New Zealand Journal of Ecology (1999) 23(2): 161- 165

The toxicity of sodium monofluoroacetate (1080) to Huberia striata, a New Zealand native ant

Research Article
L. H. Booth 1
M. L. Wickstrom 2
  1. Landcare Research, P.O. Box 69, Lincoln 8152, New Zealand
  2. Toxicology Centre, University of Saskatchewan, Saskatoon, Canada

Although many species of native invertebrates have been identified on toxic baits containing sodium monofluoroacetate (1080) following aerial operations for possum control, few quantitative data are available to determine the risk of primacy or secondary poisoning that may result from these exposures. This paper reports on a series of studies conducted to determine the risk of 1080 exposure to one such non-target insect, the native ant Huberia striata. Subsequent risk of secondary poisoning to insectivorous animals is extrapolated. Ants were exposed in the laboratory to cereal baits containing 0.15% sodium monofluoroacetate, with and without alternative sources of food, and mortality was compared with controls after 24 and 48 h. Acute mortality was significantly greater in both exposed groups and ants that died contained 1080 residues, indicating that some ants could consume lethal amounts of 1080 in cereal baits.

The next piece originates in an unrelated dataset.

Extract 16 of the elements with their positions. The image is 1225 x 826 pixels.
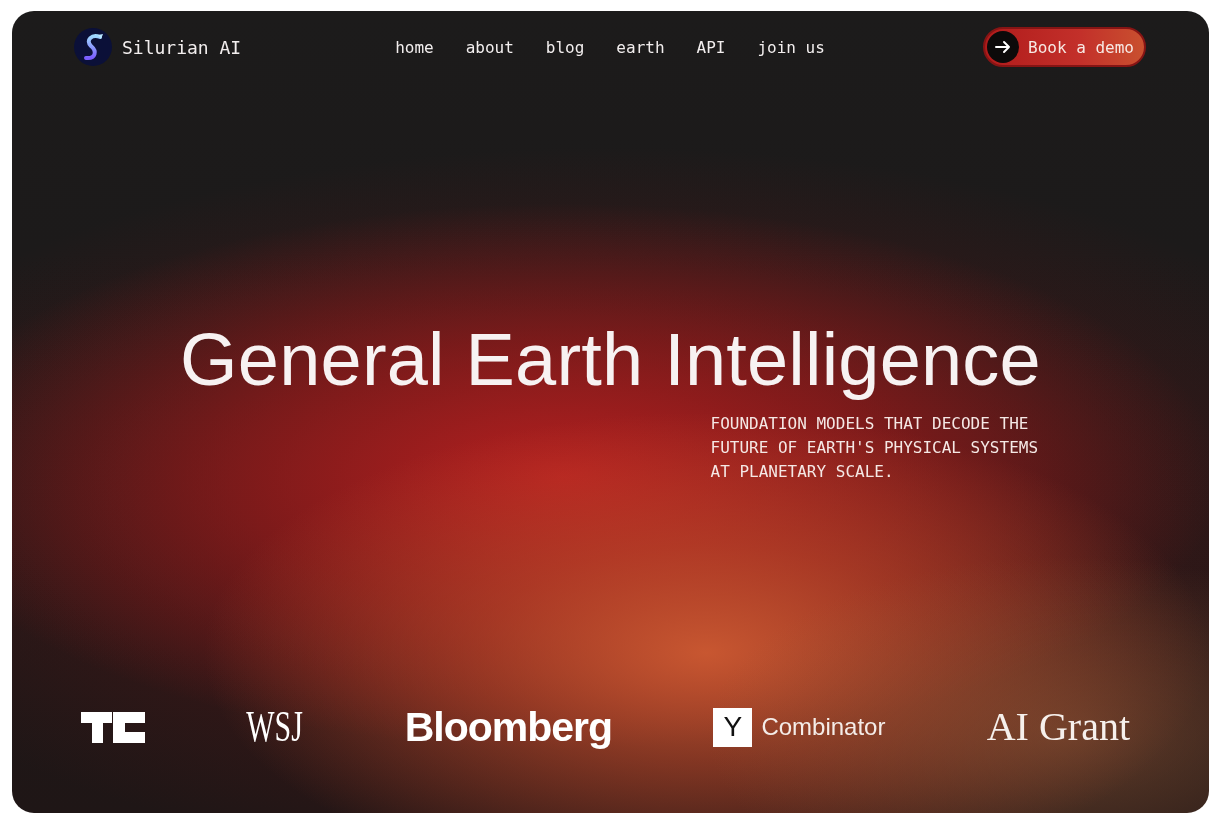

However, the increase in mortality was relatively small (7% after 24 h and 12% after 48 h), indicating either that palatability of 1080 bait to this species is low, or that the toxin is not readily absorbed from this matrix. Additional trials were conducted to expose ants to 1080 in sugar-water, in order to determine the acute toxicity dose range. The oral LD50 at 48 h was 32 mg kg(-1), which was comparable to previous results obtained for the large-headed weta, Helmideina crassidens. The persistence of 1080 in ants consuming a sub-lethal dose was also determined, in order to assess risks of secondary poisoning to insectivores. Residues in ants receiving approximately 36 mg kg(-1) of 1080 declined rapidly, from a Peak of 5.51 mg kg(-1) 1 day after exposure, to 0.27 mg kg(-1) after 7 days. Potential risks to insectivorous birds were calculated using worst-case exposure assumptions, and were determined to be negligible.